Tras el marco mencionado, el relato comienza con la impresión
del origen, el aleph, el punto cero, el locus constante
a todos los Montevideos posibles: el principio concéntrico
de la fuente de la Plaza Matriz, al centro de la Ciudad Vieja.
Sin embargo, la idea del nacimiento pronto contradice la imagen
de la plaza casi vacía, vaciada. Un árbol invernal
asiste al gris espectáculo de ese útero deshojado.
Una perspectiva en fuga nos lleva hacia el título del libro.
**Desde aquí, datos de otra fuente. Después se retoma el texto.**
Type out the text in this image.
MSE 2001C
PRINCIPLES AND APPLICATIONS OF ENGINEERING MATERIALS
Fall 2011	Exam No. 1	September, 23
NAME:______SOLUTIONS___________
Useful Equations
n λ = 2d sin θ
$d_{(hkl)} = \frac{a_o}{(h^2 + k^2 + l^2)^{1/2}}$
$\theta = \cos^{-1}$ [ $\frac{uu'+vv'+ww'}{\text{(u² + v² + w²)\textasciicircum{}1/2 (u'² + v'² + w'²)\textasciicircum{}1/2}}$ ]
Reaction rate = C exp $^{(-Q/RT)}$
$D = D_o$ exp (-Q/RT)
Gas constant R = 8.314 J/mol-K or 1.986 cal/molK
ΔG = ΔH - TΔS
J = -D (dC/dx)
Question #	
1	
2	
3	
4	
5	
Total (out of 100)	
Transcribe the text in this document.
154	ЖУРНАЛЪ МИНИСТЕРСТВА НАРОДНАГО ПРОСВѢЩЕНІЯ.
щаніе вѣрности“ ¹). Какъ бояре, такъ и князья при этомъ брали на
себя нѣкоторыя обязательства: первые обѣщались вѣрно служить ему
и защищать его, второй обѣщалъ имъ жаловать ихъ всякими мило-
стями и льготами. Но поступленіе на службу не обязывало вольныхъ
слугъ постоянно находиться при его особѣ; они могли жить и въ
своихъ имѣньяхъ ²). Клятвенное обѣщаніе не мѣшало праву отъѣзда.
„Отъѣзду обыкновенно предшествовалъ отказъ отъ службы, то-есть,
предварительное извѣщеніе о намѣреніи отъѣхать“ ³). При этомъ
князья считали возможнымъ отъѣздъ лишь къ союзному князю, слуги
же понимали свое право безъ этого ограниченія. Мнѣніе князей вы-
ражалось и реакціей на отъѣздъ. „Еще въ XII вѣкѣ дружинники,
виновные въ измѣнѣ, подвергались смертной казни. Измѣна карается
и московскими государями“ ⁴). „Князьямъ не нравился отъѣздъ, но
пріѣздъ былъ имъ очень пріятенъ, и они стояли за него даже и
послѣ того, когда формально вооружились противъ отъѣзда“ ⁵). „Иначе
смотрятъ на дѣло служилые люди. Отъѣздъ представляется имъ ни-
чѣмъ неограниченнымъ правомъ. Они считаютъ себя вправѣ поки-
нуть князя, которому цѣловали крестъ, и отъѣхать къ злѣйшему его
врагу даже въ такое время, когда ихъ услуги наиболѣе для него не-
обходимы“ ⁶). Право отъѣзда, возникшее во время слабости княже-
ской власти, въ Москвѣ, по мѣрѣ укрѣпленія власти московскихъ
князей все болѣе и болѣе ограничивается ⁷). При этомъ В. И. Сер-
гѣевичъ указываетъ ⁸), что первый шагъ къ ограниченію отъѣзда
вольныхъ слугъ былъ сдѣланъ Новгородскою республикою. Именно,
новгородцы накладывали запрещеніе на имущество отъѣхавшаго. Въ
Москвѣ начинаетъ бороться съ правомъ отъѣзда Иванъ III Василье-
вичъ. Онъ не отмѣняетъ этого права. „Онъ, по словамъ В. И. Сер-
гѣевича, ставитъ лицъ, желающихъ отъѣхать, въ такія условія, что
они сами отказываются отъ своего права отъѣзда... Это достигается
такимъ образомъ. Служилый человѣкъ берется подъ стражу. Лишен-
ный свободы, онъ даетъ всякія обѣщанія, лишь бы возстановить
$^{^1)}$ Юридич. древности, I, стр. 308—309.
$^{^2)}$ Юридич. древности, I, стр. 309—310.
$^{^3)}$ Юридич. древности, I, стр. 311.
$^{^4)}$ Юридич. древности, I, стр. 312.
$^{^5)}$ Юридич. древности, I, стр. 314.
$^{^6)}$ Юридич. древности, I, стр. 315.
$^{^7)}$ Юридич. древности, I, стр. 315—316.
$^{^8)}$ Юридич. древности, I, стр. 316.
La foto siguiente es un detalle ornamental: parte de la memoria
de una ciudad también reside en sus detalles, en sus pequeñas
cosas, en sus texturas cotidianas.
Inmediatamente después, la totalidad, la visión
desde arriba del laberinto -la perspectiva
del historiador, del urbanista-: la foto panorámica del
conjunto, de la unidad. Como la ciudad, la memoria y la historia
también son una unidad; fragmentar u olvidar esa unidad,
esa totalidad, es contar sólo una parte de la historia,
es recordar a medias, es no ver al otro.
Luego de estas primeras tramoyas semióticas, una nueva
advertencia antes de "entrar", esta vez de Graziano
Gasparini, nos recuerda que la defensa del patrimonio, de la
ciudad -de la memoria- no obedece a la nostalgia sino a una exigencia
vital de la ciudad nueva, de la vida moderna. En la página
opuesta, la perspectiva con el horizonte bajo, a la altura de
dos personas conversando en el banco de la plaza, sitúa
al lector participando vicariamente de una escena en que diversas
parejas -paseando, charlando- disfrutan colectivamente de la
Plaza Zabala (recordando
la fundación de Montevideo), e ilustrando de este modo
la contemporaneidad de lo que fuera uno de sus primeros espacios.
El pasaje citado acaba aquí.